January 14 - 16, 2020
Experimenting on Future Children: Gene Editing in Human Reproduction
- Mills Catherine
- Sparrow Robert
- Ludlow Karinne
- Warren Narelle
In late 2018, a Chinese scientist shocked the world by announcing the birth of twin babies, on whom he had used the CRISPR Cas9 technique to alter their genomes as early embryos. This was the first time in the world that gene edited embryos were implanted in a woman in the hope of a live birth, and it was done well ahead of any ethical or regulatory consensus on the permissibility of using genome editing in human reproduction. As with other first clinical uses of new reproductive technologies, this use of CRISPR-Cas9 was essentially experimental: it is not yet clear that gene editing is safe or effective and, in the context of reproduction, it is impossible to show that via clinical trials before application. However, the pressure on scientists to innovate and commercialize research, and the often strong desire of prospective parents to have a genetically related child, converge to encourage early application of new techniques and technologies in assisted reproduction services. This workshop focuses on the implications of scientific innovation systems for human reproduction, especially in regards to the early adopters of new technologies. We focus our discussion of these issues on the prospects of genome editing of human beings. This workshop brings together leading experts in the ethics and regulation of new technologies, especially gene editing, to identify and analyze significant issues raised by the early uptake of essentially experimental techniques in reproduction, including the role of early adopters in shaping ethics and regulation.
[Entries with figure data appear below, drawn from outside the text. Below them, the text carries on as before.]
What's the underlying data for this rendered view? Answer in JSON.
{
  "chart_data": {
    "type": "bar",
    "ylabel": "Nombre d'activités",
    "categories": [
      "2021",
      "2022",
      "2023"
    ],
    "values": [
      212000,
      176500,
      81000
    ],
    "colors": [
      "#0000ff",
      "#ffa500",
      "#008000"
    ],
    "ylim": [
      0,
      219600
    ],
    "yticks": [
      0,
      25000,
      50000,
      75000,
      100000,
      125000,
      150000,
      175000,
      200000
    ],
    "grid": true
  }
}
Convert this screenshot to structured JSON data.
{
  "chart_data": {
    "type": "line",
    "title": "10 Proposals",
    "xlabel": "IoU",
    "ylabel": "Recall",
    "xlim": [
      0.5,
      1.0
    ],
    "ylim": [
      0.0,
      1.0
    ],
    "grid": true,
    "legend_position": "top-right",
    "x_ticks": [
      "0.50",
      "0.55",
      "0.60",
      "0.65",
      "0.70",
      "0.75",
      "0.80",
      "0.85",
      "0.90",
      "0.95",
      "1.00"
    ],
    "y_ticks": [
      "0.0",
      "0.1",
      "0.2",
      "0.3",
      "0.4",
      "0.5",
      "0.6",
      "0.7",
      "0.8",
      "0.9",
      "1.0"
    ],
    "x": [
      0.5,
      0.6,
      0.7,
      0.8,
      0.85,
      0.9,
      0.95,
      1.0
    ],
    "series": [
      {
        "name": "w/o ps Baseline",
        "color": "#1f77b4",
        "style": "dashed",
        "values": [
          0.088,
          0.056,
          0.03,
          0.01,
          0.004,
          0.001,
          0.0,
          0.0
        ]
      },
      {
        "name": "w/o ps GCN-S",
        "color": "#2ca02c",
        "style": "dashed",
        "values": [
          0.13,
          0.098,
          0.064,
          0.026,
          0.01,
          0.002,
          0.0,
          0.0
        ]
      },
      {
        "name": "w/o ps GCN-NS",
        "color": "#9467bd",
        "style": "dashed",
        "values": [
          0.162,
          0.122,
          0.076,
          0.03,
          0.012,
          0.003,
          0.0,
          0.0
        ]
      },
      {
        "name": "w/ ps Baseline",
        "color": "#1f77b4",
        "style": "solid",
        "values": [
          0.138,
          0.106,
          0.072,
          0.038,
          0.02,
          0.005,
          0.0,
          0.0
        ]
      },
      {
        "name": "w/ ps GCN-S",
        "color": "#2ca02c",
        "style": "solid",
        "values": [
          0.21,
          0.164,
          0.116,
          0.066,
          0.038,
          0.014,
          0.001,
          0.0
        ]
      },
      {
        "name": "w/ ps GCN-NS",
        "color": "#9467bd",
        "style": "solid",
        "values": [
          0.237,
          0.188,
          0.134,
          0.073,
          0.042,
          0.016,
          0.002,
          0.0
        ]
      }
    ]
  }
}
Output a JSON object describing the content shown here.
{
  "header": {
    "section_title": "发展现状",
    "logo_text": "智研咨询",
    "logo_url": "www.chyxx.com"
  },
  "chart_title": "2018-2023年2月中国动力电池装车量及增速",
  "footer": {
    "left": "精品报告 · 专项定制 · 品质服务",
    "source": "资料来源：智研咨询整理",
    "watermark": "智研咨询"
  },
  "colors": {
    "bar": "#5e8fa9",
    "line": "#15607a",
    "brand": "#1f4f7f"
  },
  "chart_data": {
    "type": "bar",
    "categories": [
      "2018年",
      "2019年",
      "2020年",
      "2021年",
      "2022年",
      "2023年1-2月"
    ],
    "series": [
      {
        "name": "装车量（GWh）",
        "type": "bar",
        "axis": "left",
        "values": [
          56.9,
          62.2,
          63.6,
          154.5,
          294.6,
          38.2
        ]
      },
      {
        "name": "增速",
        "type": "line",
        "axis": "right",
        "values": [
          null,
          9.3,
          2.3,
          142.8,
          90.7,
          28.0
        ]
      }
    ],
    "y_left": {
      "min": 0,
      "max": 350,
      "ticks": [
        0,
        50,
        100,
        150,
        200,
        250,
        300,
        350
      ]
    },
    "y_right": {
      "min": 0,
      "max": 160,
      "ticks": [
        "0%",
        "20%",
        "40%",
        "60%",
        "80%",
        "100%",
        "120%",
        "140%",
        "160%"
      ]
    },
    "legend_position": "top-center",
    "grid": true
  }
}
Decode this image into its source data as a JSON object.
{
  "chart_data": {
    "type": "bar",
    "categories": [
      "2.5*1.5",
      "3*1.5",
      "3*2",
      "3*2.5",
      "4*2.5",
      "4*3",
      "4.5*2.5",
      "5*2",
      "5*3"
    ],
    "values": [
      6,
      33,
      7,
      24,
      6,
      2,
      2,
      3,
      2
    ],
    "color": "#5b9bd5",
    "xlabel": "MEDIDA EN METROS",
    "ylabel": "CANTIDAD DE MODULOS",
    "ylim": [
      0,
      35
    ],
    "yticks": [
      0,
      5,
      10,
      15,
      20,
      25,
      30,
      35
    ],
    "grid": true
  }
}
Questions to be addressed include:
- Under what conditions should it be permissible for prospective parents to undertake experimental treatments on future children, and when should such treatments be prevented by regulation? - Are there circumstances where it would be morally negligent of prospective parents to reproduce without using technologies such as genome editing, even if they are not yet shown to be safe or effective?
- Does the heritability of genome editing techniques such as CRISPR-Cas9 make a difference, either to the ethics of genome editing per se or to the permissibility of some reproductive uses?
- How does the early adoption of an experimental technology by prospective parents impact on the ethical and regulatory discussion of its permissibility?
- Given the experimental nature of genome editing in human reproduction, what protocols ought to be followed to ensure safety and efficacy?
- What, if any, deleterious effects do the drivers of scientific innovation have in the context of human reproduction, especially when linked to commercialization, and how might these be mitigated?
- How might the ethical discussion and regulation of technologies change before and after breakthroughs, and could this help to moderate the pressures for early application?